Belgian Senate Recognizes Country’s Role in Holocaust
A Belgian Senate committee adopted a resolution acknowledging the country’s complicity in the murder of Jews during the Holocaust.
The Senate’s committee on institutional affairs voted in favour of the resolution on Jan. 9, according to Belga, a local news agency.
“Some Belgian authorities practiced collaboration unfitting of a democracy,” the resolution read, “with tragic consequences for the Jewish population.”
The resolution also encourages the Belgian government to “examine the possibility of giving a statute” to Jews and Roma who were “deported for racist reasons” and to orphans of the Holocaust. It does not specify what that statute should be.

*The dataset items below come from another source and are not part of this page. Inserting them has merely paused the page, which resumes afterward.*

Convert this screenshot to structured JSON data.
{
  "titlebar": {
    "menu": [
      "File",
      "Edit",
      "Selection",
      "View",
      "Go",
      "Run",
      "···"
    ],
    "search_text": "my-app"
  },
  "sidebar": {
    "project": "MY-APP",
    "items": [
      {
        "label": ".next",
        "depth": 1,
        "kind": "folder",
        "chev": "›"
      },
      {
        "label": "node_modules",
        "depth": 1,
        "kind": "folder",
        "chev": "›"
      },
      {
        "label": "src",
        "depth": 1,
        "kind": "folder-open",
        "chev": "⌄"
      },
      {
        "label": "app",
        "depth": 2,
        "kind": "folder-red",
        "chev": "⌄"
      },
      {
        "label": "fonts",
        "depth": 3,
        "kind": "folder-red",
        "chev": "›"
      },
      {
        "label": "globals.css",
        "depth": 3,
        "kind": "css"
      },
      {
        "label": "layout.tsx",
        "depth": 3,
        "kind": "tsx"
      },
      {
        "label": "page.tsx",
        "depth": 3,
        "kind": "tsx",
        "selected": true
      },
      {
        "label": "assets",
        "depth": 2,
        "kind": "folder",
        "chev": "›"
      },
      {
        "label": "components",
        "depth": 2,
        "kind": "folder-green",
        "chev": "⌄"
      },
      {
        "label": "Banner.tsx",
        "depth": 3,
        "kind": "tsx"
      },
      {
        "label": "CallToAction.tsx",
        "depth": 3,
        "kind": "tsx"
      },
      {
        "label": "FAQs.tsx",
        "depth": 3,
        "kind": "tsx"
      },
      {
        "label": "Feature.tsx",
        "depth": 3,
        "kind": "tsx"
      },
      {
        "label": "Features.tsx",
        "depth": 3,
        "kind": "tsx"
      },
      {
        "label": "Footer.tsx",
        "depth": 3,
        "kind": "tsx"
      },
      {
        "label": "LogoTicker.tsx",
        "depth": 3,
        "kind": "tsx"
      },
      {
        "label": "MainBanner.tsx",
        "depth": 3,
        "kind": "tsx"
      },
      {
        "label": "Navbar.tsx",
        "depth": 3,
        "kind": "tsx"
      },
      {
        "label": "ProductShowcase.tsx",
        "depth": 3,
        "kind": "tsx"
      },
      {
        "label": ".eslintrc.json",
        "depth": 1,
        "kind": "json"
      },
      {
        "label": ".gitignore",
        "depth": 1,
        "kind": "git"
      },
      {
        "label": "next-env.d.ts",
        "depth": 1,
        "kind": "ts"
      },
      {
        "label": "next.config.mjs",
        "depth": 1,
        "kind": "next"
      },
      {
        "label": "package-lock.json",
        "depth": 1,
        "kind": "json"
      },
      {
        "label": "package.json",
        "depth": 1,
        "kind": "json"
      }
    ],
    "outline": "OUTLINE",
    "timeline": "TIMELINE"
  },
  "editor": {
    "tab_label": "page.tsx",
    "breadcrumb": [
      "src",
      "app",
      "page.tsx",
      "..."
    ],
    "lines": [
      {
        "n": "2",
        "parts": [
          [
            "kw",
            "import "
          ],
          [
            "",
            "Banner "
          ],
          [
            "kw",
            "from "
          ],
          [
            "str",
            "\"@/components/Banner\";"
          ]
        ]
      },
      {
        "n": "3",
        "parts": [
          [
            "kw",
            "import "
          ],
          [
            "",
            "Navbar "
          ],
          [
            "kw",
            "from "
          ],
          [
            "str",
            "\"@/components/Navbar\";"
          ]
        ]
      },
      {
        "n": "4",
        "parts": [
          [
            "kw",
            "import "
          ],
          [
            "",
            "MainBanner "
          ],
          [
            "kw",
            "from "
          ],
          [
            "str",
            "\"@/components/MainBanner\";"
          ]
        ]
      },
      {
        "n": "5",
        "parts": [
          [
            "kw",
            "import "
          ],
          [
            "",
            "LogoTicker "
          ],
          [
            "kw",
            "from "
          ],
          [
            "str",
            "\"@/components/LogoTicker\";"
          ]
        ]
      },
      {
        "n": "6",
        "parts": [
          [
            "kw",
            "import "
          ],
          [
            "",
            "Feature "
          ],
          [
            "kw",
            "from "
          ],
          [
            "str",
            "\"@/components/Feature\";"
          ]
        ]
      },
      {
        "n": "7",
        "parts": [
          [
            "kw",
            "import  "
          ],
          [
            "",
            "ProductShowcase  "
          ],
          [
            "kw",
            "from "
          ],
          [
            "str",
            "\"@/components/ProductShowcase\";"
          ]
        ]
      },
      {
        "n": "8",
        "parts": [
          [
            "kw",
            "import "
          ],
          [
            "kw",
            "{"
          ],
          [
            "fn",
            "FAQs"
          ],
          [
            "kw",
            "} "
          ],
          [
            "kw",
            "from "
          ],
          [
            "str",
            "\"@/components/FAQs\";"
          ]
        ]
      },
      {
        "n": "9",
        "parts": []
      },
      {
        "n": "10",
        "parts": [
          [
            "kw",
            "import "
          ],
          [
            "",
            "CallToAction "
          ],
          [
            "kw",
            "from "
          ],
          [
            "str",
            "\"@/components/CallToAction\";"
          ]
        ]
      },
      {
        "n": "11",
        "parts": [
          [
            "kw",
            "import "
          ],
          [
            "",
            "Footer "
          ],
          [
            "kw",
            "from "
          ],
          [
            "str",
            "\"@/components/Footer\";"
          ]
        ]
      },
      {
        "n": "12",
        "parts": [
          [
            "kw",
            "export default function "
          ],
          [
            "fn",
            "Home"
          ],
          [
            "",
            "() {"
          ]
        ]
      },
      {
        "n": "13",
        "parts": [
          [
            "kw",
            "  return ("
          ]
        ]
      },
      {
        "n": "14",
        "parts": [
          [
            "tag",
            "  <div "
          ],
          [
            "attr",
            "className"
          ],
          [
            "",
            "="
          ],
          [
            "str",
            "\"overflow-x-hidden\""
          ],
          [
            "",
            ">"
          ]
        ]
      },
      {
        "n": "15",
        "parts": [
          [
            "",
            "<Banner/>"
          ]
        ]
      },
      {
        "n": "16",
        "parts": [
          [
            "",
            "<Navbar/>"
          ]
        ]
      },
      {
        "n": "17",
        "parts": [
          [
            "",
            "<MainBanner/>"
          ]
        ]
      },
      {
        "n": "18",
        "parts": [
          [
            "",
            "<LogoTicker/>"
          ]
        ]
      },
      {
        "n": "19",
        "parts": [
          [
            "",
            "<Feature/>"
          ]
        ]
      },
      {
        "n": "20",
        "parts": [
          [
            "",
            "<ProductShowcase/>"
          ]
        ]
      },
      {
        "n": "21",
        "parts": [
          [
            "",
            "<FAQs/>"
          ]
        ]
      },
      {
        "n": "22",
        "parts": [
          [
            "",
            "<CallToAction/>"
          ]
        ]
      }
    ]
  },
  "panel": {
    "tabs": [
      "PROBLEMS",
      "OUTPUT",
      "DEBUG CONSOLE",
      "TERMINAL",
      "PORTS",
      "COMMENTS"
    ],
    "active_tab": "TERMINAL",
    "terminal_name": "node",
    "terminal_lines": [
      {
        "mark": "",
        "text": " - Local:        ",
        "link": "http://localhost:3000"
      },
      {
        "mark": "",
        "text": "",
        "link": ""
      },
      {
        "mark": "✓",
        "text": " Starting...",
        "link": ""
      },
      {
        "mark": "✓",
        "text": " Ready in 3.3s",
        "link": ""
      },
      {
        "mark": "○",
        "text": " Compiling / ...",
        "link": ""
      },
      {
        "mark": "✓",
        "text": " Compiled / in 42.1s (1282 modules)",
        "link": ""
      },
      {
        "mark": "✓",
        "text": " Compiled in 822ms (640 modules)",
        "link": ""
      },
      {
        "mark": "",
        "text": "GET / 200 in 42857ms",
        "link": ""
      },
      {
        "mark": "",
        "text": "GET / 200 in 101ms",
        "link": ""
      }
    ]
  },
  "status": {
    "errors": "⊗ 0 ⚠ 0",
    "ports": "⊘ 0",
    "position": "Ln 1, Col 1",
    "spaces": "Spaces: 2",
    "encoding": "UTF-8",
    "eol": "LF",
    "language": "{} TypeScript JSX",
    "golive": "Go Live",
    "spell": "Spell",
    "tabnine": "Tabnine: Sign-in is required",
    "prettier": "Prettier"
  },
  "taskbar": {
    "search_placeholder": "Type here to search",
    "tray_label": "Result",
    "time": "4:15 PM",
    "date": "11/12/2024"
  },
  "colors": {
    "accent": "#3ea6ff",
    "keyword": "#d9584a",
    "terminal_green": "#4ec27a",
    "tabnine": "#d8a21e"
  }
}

As the factual basis for the statement, the resolution referenced a 1,100-page report entitled “Obedient Belgium,” completed in 2007 by the Center for Historical Research and Documentation on War and Contemporary Society. The Senate tasked the federal research body with compiling the report in 2002.
An article in the newspaper La Libre Belgique cited political instability as the main reason for a six-year delay in the adoption of the report.
To come into effect, the resolution needs to pass in the Belgian Chamber of Representatives, where it is expected to receive the support of a large majority.
Last year, the mayors of Antwerp and Brussels for the first time apologized for their municipalities’ role in the deportation of Jews from Belgium in 1942.
Some 66,000 Jews lived in Belgium when Germany invaded in 1940, according to Yad Vashem. Of them, 34,801 were imprisoned or deported. More than 80 percent of those deported died.